The other game to come out in that year was Re: Coded. Similar to Re: Chain of Memories, it was an updated remake of Coded, but this time on DS instead of PS2. I still haven’t played that one, either. I don’t think it’s important.

Then we get to Dream Drop Distance, 2012’s 3DS entry that returns to the main characters’ story for the first time since KH2. It still feels very much like a non-main entry to the series, but it acts as a direct continuation of KH2’s story and builds up towards KH3. Again, skipping it will result in enormous confusion.

In 2013, the remixes start happening. Kingdom Hearts HD 1.5 ReMix is a PS3 game containing two remakes of previous entries – Kingdom Hearts Final Mix and Re: Chain of Memories – and a lengthy cutscene version of 358/2 Days intended to provide the story without having to actually play the game. I should observe that I’ve not even mentioned the Final Mix versions yet: KH1 and 2, as well as Birth by Sleep, got (previously) Japan-exclusive re-releases including some extra bosses and secret cutscenes and whatnot. The PS3 ReMix games brought these to non-Japanese audiences for the first time, as well as HD-ising them. Essentially, 1.5 brings nothing new, but it does collect a few of the early entries in one convenient place.

2013 also gave us Kingdom Hearts X. It’s not actually a letter X, but the Greek letter chi. I still usually pronounce it ‘X’, to be honest. X started life as a browser-based multiplayer game which seems to have relatively little connection in gameplay or story to the rest of the series, but if the rest of the series is any indication it’ll probably prove vitally important when 3 finally comes out.

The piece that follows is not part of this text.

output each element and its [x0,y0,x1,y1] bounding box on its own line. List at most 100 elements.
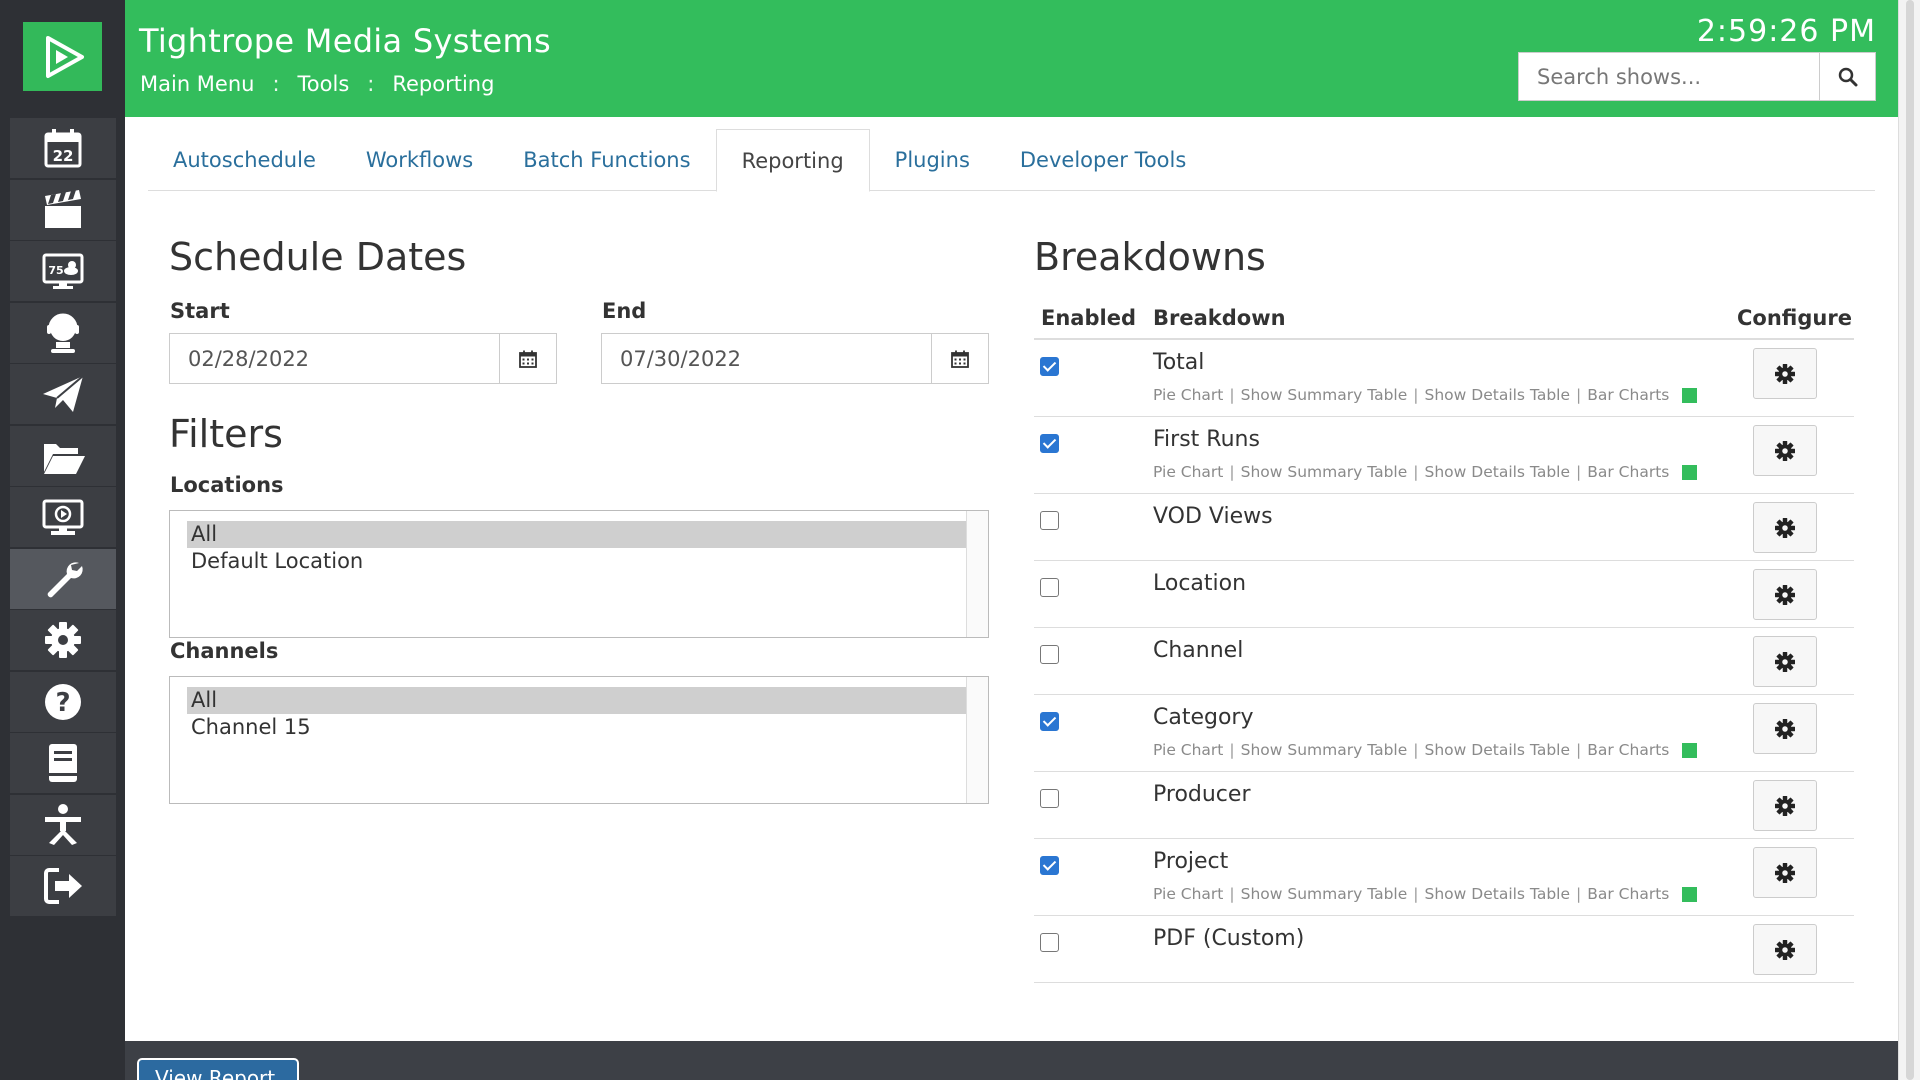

HD 2.5 ReMix came out in 2014, and brought with it PS3 versions of Kingdom Hearts 2 Final Mix and Birth By Sleep Final Mix, plus the cutscene version of Re: Coded. I haven’t watched it.

In 2015, Unchained X comes to mobile devices. It’s actually not bad: a fun little port of X which feels more like a sort of mascot game, owing to the gameplay focusing on medals depicting characters from the rest of the series.

So far in 2017, we know of two releases, both for PS4: Kingdom Hearts HD 2.8 Final Chapter Prologue and 1.5 + 2.5 ReMix. 2.8 actually came out today, which is why I thought about writing about it, and includes the obligatory remake of Dream Drop Distance plus a cinematic called X Back Cover which is apparently not quite just a cutscene remake of X, and for the first time a short new game using the engine in which KH3 is being developed. This new piece has the lovely title of Kingdom Hearts 0.2: Birth by Sleep – A Fragmentary Passage. 1.5 + 2.5 is exactly what it sounds like, just everything that was in the two PS3 bundle remakes stuck on one PS4 disc.

And that, for now, is it!

I just spent 1,012 words just explaining the chronology of the damn series. You can see why it’s a frustrating thing to love.

I don’t think I’ll ever stop loving Kingdom Hearts. The day KH3 releases is going to be one of the most exciting days of my life, as sad as that is; it’s currently in development and theorised to be coming out some time late this year or early next. I can’t wait to play 2.8 either; any new content is kind of amazing when you spend so long getting remixes of remakes of compilations of updated versions… in HD. I’d like to spend some time talking about the series itself, as opposed to just every darn game that’s come out, but that’s probably best saved for a different article at this point.

As a fan, I feel in a better situation than a Half-Life fan. That game went 1, 2, then a couple of episodes and then just sort of… stopped. Half-Life 3 is little more than a pipe dream at this point, whereas the E3 trailer that confirmed KH3’s development gave us heart-heads (not an official name) something concrete to hold on to. But it’s still pretty dang annoying clutching for any sort of new content and coming up with nothing but versions of what’s come before. You can’t help but feel that it’s largely money-motivated, since churning out remakes for newer consoles does nothing to further the series except cost the fans more to have the latest version.

I’ll always forgive them, though, because I’m a sucker.